Often we find in political circles that there is a wide spread corruption indulged by some while a few remain honest by themselves but fail to check the corrupt due to various compulsions. Many senior officials of RBI are typically in this state. They know that Banks are practicing insecure E Banking practices. They know that Banks are following security practices neither supported in law or in practice. They infact know that if properly challenged, every transaction of E Banking done in India through the use of Passwords and or Passwords with OTP or Passwords with RSA key token etc are not supported by the present Indian laws and donot constitute Banking.
RBI is also aware that in Banking the relationship between the Banker and Customer is that of “Debtor” and “Creditor” and hence whenever a customer’s money is robbed it is in fact the Bank’s money which is being robbed and except in the event of a collusion of the customer with the fraudster, the customer cannot be held liable. Yet Banks continue to claim that customers should shoulder the cyber fraud liability and vigorously defend their stand in courts.
RBI has so far remained a silent spectator in this whole game of bullying the hapless customer.
Some influential Banks including ICICI Bank and SBI have been associated with every recommendation of RBI on E Banking since 2000. They have tried time and again to get a policy statement from RBI that “Customer is responsible for Cyber Frauds”. They first tried this during the S R Mittal Group when the ICICI representative who was a member of the committee submitted a dissenting note. This was rejected by the committee which went on to confirm to the effect that “E Banking is only an extension of traditional banking in a new channel”. “All rights of a Bank customer in traditional banking will be retained during the E Banking”, “Banks should use Digital signature for authentication which is the only legal method of authentication”,”If Banks use any other system of authentication, they have to take the liability for cyber frauds”.”Banks have to obtain insurance against cyber frauds” etc. The present set of executives who drafted the discussion paper on “Disincentivisation of Cheques” seem to have cleverly feigned ignorance of the presence of the S R Mittal Group report which was followed by the RBI notification circular on June 14, 2001 called the “Internet Banking Guidelines”.
For example the discussion paper states in one place as follows:
“Customer Liability: another factor of equal importance which is very crucial in ensuring greater adoption of electronic payments relates to the matter about the responsibilities and obligations of customers as well as banks and service providers. For instance, in case of an unauthorised transaction taking place using a customer’s credentials, the customer needs to know to what extent he/she would be protected, what is the extent of liability to be borne by him/her and what is his/her obligation towards the bank/service provider. In the absence of such clarity, there would always be an apprehension that in case of any unauthorised transaction, the customer would have to ‘shoulder the loss’ while the bank/service provider may go away free.”
The ED in his speech at Trivandrum passed the following remark
“Under cheques, consumer protection is provided by the nature of the banker-customer contract, which is not imposed by either of the parties but has been historically defined by ‘practice’ as a series of common law cases (which is true in most countries). However, with the introduction of electronic funds transfer systems and also the entry of non-bank entities, many contractual terms and conditions began to be imposed on consumers who often ended up bearing all the losses for unauthorised transactions.” (Ed: Is he implying that the contractual terms can override the banking practice?)

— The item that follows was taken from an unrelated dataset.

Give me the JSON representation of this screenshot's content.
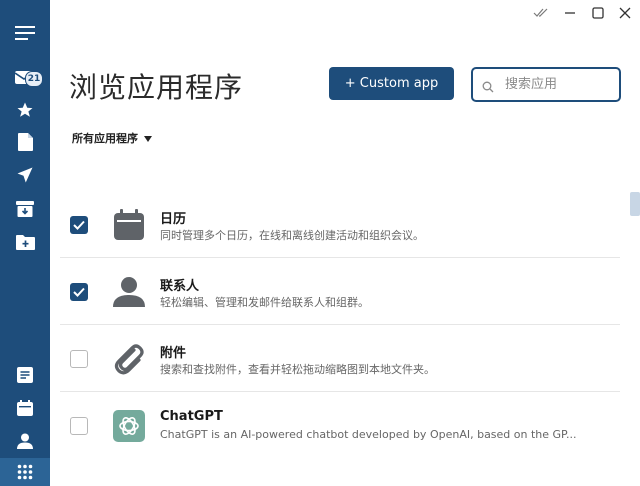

I challenge the author of the discussion paper to come clean on what was his intention of making such a statement so as to plant a doubt in the minds of the customers that they “would have to shoulder the loss”. RBI is aware of the S. Umashankar Vs ICICI Bank verdict of the TN Adjudicator as well as the several decisions of the US Courts in this regard. It appears that there was a malicious intention in introducing this sentence in the report which also got reflected in the speech of the Executive Director Mr G Padmanabhan in the Banker’s Club Trivandrum recently.

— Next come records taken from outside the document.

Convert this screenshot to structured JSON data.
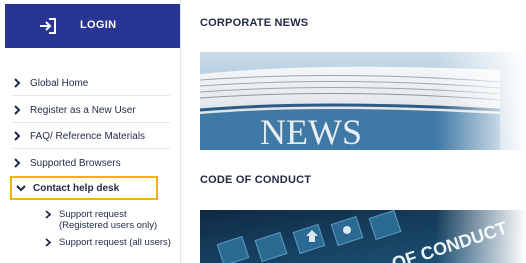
{
  "sidebar": {
    "login_label": "LOGIN",
    "items": [
      {
        "label": "Global Home"
      },
      {
        "label": "Register as a New User"
      },
      {
        "label": "FAQ/ Reference Materials"
      },
      {
        "label": "Supported Browsers"
      }
    ],
    "active_item": {
      "label": "Contact help desk"
    },
    "sub_items": [
      {
        "label": "Support request (Registered users only)"
      },
      {
        "label": "Support request (all users)"
      }
    ]
  },
  "main": {
    "sections": [
      {
        "title": "CORPORATE NEWS",
        "image_text": "NEWS"
      },
      {
        "title": "CODE OF CONDUCT",
        "image_text": "OF CONDUCT"
      }
    ]
  },
  "colors": {
    "login_bar": "#283593",
    "highlight_border": "#f3b400",
    "text": "#1f2a44"
  },
  "icons": {
    "login": "login-arrow-icon",
    "chevron_right": "chevron-right-icon",
    "chevron_down": "chevron-down-icon"
  }
}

Again when in 2011 the G.Gopoalakrishna Committee on E Banking security report gave its recommendations, the participating bankers namely ICICI Bank and SBI tried to get some statements included in the report to get the two factor authentication declared as sufficient security. it was only a sustained attack of Naavi.org which ensured that such illegal recommendations deservedly got removed in the final notification.
The authors of the discussion paper as well as the current ED ought to be aware of these developments and hence their statements appear to have been made with a deliberate intention to mislead the public.
We need to recognize these as unacceptable and condemn them. Whether these were deliberate in which case they become “Fraudulent” actions or they were the result of ignorance can only be proved by an internal enquiry at RBI. I trust some RTI activists will probe the process of evolution of this discussion paper to reveal if such a “Conspiracy” existed in the release of this discussion paper. It is for this reason that we need to know what was the consultation process adopted by RBI for release of this discussion paper and who were the stake holders contacted. Did they restrict their consultation process to only the beneficiary Banks such as ICICI Bank or SBI or HDFC bank or AXis Bank etc and a couple of friendly experts? or did they meet any Netizen activists. A prompt disclosure is required.